The separate self is unreliable and ultimately unreal. We apply words like soul and personality to something that is fleeting and ghostly. Our attempts to make the self real never end but also never succeed. Therefore, we cling for reassurance to an illusion.

READING THIS, CAN anyone escape being shaken to the core? Buddha wasn’t just a kindly teacher who wanted people to find peace. He was a radical surgeon who examined them and said, “No wonder you feel sick. All this unreal stuff has filled you up, and now we have to get rid of it.” Naturally, a lot of listeners ran back to conventional religion, and just as many ran back into materialism, which promises that body, mind, and the physical world are absolutely real.

Why should we accept Buddha’s word that they aren’t? That, I think, is the crucial question. There’s not much challenge in accepting that one’s life contains suffering, and only a small challenge in accepting that flux and change create dissatisfaction. Both facts seem psychologically self-evident. But to accept that the entire world, and everyone in it, is an illusion? That’s an enormous challenge, and it requires a complete shift in consciousness to meet it.

The word illusion has a host of meanings, and some are very enticing. The illusion, for example, that when you fall in love it will last forever. The illusion that you will never die. The illusion that ignorance is bliss. Buddha saw the danger hidden in these enticements. He rarely spoke harshly, but I can imagine him bursting all these bubbles: love ends, everyone dies, ignorance is folly.
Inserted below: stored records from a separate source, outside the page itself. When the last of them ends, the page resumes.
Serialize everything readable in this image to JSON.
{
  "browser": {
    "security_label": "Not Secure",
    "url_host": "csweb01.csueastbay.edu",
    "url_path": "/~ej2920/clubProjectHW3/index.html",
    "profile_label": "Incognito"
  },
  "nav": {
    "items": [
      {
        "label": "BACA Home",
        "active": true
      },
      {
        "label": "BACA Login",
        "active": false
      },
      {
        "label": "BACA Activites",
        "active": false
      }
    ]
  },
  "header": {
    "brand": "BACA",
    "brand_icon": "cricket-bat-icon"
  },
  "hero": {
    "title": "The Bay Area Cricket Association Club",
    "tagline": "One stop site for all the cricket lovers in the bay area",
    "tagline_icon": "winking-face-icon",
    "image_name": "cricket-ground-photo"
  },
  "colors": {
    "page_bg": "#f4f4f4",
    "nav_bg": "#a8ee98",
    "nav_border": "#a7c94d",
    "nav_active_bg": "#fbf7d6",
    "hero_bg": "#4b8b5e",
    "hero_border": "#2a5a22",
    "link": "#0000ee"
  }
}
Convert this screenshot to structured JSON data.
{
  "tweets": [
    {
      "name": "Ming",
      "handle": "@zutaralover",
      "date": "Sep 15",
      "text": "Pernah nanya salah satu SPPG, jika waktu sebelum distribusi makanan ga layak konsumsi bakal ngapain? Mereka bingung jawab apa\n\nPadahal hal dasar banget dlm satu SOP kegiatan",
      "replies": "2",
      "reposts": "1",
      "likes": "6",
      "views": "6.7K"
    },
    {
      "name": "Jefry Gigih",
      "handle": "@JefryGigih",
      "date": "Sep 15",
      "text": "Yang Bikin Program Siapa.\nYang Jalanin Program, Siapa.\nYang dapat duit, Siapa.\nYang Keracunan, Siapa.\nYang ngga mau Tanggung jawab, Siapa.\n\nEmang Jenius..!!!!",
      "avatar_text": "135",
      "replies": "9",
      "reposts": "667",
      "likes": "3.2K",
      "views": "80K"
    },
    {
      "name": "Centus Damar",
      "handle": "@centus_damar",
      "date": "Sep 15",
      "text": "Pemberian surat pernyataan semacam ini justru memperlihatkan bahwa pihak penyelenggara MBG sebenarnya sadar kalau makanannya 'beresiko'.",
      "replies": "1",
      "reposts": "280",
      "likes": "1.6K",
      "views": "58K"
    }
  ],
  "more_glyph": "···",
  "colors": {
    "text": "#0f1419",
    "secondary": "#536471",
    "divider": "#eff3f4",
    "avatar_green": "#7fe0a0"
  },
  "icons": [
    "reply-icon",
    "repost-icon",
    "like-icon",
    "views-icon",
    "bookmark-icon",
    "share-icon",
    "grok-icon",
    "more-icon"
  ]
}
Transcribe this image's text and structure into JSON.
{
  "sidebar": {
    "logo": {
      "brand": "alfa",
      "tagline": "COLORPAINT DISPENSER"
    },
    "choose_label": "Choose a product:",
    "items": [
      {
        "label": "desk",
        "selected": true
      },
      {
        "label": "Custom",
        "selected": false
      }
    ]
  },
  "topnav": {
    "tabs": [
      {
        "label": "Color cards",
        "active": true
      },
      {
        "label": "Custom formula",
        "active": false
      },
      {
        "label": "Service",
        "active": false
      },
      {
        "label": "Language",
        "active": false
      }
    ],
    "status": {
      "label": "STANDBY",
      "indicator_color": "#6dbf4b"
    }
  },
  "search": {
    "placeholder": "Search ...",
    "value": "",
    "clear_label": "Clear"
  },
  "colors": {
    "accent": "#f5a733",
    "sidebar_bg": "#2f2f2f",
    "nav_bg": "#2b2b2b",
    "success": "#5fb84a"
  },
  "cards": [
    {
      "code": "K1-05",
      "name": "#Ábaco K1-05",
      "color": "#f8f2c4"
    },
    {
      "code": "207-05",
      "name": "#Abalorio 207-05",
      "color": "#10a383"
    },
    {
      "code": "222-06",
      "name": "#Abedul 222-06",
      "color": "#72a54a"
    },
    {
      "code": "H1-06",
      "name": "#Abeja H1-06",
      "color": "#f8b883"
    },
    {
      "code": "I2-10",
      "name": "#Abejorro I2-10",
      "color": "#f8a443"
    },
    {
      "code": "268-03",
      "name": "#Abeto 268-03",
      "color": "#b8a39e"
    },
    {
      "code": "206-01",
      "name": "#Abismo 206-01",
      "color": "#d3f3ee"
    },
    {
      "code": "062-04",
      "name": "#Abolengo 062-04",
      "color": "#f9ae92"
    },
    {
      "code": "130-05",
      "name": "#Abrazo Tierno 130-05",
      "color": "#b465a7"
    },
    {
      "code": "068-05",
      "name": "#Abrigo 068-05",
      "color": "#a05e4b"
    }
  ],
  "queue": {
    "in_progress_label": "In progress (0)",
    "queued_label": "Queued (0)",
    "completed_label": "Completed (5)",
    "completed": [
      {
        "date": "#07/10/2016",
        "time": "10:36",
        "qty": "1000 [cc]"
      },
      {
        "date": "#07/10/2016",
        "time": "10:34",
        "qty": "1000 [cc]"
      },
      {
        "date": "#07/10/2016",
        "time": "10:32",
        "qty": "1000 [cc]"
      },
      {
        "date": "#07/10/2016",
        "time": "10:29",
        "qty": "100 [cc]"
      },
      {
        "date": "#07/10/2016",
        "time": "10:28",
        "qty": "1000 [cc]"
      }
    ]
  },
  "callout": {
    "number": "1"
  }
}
But if he had stopped there, Buddha would have wound up a tiresome moralist.

His definition of illusion was so absolute it almost freezes the blood. Whatever can be seen, heard, or touched is unreal. Whatever you cling to as permanent is unreal. Whatever the mind can think of is unreal. Does that leave anything free from the withering grip of illusion?

No.

Yet once we get over our shock, Buddha declares that with a shift in consciousness, reality reveals itself. Not as a thing. Not as a sensation. Not even as a wisp of thought. Reality is purely itself. It is the ground of existence, the source from which everything else is projected. In the most basic terms, Buddhism exchanges a world of infinite projections for the single state of Being. A freedom so complete it doesn’t have to think of freedom or say its name.

Which brings me to the subversive reason I decided to write a novel on the life of Buddha. By telling his story from the inside (early on I intended to call the book I, Buddha), I could trace every step that led Siddhartha to stop believing in the world. His tale isn’t really that of a romantic prince, suffering monk, or triumphant saint. It’s a universal soul journey that begins asleep and ends awake. Siddhartha woke up to the truth, which sounds inspiring, but in this case the truth demolished his entire self. It overturned every belief, purified every sense, and brought total clarity to the mind’s confusion. In sum, this book has been a kind of seduction, coaxing the reader step by step toward a vision that none of us was brought up to see. Through the eyes of Buddha, the root of suffering is illusion, and the only way out of illusion is to stop believing in the separate self and the world that supports the separate self. No spiritual message has ever been so radical. None remains so terribly urgent.